The good state of preservation was not a matter of chance, as it is located in a inaccessible mountainous area, at the borders between Ellis, Arcadia and Messinia, on the western slope of mout Kotylion and 13 kilometers from ancient Phigaleia, to which it used to belong administratively. Bassae owes its name to the many small valleys (vassae or vissae) that open in the rocks. Far from settlements and human intervention, the temple remained forgotten until 1765, when it was located by the French Architect J. Bocher.

Exceptionally topical due to the current pandemic, the sanctuary was built in around 420-400 BC, in honor of the god Apollo, who helped during the epidemic that had, according to one version, hit the region. This was why it was called Epicurius, meaning ‘he who contributes’ or ‘he who comes to help’.

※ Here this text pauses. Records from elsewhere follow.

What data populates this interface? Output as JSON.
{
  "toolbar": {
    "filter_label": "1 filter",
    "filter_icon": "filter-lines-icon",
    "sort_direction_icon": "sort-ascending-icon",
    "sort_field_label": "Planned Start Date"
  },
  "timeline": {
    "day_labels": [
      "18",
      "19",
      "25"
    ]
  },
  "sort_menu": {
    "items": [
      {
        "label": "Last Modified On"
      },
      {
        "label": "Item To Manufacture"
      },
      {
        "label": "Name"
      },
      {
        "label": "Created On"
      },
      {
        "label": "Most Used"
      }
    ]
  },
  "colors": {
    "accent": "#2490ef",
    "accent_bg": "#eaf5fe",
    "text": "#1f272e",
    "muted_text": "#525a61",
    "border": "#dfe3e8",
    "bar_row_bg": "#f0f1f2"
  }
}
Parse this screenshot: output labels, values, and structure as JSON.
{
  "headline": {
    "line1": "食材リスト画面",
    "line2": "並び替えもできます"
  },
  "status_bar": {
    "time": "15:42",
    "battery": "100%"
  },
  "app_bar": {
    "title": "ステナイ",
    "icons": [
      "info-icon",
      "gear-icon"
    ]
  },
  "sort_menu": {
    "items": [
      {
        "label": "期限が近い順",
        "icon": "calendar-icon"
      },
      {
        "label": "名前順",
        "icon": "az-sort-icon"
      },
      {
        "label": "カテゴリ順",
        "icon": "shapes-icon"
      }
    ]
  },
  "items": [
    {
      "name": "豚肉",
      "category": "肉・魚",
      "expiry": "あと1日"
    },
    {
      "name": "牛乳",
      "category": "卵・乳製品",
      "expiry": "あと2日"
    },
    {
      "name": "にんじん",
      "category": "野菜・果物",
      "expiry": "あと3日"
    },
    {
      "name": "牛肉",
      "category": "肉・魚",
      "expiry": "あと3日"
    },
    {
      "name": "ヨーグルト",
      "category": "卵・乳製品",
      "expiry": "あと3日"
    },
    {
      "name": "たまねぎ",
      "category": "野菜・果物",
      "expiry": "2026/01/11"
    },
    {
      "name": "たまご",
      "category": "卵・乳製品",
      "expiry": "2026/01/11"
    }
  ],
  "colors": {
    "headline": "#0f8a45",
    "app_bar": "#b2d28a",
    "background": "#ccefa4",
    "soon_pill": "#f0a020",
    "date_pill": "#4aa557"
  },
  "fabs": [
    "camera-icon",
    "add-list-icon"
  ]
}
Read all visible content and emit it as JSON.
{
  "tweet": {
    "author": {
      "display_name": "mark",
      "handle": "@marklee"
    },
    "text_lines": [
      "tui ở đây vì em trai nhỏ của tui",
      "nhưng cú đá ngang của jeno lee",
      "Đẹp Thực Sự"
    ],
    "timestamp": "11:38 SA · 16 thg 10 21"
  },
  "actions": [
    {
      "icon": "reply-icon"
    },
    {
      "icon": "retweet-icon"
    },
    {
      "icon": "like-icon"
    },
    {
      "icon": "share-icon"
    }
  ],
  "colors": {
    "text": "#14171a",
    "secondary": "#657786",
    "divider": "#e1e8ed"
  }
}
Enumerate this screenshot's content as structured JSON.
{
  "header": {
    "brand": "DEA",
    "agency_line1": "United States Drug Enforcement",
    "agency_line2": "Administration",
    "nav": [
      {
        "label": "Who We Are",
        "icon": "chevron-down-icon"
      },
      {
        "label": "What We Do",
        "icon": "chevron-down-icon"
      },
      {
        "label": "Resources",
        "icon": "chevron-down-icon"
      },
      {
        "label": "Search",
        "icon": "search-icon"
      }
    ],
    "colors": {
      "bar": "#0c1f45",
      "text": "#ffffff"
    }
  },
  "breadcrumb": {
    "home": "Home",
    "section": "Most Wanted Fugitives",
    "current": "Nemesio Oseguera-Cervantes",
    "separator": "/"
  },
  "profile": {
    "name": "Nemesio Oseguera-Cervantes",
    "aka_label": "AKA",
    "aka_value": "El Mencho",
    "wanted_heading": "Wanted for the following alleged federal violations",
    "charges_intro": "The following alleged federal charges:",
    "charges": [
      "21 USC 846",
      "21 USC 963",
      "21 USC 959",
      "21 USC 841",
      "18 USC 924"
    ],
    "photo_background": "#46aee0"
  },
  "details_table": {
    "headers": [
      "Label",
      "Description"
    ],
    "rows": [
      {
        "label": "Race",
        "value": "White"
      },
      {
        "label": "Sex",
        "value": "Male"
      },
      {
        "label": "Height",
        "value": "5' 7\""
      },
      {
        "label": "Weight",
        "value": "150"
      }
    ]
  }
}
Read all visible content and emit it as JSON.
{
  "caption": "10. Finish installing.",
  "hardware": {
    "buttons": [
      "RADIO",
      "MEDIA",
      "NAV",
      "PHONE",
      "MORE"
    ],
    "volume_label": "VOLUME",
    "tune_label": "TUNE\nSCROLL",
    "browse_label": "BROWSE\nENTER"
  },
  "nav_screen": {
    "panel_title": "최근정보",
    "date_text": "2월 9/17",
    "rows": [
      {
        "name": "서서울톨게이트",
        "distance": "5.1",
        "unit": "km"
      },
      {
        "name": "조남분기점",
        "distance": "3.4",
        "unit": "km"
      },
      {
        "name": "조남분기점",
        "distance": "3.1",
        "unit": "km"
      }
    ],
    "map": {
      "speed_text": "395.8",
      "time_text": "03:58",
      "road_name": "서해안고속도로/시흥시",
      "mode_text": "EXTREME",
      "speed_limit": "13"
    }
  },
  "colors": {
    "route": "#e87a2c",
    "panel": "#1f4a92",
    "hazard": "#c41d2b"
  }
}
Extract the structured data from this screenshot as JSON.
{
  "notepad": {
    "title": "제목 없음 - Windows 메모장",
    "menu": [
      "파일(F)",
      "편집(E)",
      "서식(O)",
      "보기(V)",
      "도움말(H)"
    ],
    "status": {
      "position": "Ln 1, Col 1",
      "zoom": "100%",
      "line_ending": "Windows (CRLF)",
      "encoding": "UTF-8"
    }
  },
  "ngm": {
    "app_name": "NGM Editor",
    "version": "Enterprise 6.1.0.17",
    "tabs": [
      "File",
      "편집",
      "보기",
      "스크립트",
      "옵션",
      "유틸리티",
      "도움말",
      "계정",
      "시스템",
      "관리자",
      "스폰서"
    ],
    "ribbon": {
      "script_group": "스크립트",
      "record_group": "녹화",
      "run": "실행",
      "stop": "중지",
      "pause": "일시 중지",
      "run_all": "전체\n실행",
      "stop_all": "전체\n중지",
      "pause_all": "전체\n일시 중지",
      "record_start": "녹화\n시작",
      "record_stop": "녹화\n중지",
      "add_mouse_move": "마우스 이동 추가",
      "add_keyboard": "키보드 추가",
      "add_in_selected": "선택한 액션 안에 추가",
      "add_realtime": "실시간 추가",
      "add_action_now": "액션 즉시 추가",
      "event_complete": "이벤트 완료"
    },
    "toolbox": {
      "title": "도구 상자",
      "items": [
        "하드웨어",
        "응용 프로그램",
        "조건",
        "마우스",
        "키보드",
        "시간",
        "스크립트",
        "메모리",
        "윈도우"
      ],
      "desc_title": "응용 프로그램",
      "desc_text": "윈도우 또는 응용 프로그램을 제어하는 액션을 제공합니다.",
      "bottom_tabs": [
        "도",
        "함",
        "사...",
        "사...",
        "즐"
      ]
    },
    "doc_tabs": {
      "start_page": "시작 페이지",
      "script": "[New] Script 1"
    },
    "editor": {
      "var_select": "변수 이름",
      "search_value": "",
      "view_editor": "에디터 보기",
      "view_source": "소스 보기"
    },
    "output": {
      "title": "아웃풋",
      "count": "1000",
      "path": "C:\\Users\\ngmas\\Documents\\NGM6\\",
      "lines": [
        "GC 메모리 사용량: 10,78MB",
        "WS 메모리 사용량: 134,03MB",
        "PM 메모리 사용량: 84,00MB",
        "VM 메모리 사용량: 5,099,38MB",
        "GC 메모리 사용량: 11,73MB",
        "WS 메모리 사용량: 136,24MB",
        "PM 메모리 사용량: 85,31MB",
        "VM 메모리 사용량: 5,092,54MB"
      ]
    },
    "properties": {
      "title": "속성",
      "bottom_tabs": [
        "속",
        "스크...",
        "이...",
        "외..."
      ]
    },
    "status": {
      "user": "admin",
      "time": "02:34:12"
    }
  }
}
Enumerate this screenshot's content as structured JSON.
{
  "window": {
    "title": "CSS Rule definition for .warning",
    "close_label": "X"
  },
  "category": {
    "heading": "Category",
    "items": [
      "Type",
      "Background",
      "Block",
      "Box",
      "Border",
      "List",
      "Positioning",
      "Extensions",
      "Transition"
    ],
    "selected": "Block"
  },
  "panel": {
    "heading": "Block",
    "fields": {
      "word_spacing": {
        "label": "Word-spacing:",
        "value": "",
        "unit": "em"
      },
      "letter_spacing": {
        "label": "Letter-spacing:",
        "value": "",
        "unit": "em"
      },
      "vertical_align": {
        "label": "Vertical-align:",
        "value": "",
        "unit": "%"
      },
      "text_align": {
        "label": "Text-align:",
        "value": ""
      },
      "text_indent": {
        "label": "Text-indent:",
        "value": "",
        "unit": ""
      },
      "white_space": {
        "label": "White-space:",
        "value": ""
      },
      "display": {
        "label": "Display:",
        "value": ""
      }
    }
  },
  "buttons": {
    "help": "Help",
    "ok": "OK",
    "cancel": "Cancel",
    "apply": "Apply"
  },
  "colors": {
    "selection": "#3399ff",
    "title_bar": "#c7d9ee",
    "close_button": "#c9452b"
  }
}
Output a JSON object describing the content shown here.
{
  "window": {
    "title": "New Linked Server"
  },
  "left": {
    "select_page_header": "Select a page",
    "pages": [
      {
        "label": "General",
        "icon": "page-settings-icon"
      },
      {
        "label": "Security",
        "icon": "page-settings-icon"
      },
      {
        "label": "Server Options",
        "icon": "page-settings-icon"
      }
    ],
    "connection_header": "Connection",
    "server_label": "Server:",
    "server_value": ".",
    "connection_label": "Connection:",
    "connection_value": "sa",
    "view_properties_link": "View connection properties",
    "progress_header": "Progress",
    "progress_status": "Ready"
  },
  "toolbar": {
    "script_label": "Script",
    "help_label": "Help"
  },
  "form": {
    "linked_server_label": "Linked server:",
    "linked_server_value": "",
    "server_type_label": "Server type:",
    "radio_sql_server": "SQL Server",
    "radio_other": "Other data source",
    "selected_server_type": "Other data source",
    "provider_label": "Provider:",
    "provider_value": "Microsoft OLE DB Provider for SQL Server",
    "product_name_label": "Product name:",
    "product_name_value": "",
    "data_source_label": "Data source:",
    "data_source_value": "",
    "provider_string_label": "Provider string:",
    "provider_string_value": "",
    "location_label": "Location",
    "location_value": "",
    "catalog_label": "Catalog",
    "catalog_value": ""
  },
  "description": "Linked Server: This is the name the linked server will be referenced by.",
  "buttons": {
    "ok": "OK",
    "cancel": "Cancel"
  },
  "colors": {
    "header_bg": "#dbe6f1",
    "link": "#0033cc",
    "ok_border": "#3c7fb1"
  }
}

According to the traveler Pausanias, the temple was a work of the renowned Iktinos, the architect of the Parthenon. Here, the three architectural styles of antiquity are combined: Doric, Ionian and Corinthian. Frequent frosts are a serious problem for the temple, which is located at an altitude of 1,130m. Pausanias expressed his admiration for the main building material used in the temple, the local limestone-schist, which is highly susceptible to erosion. When frozen by cold temperatures, water becomes trapped in the pores and damages the building material.

The horizontal surface on which the temple is built was made artificially on the slope by addition of a layer of clay to the natural rock, a factor that, over time, caused damage to the foundations and subsidence. The unstable ground and frequent frosts coupled with the limestone material made it necessary to cover the building with a permanent roof in 1987.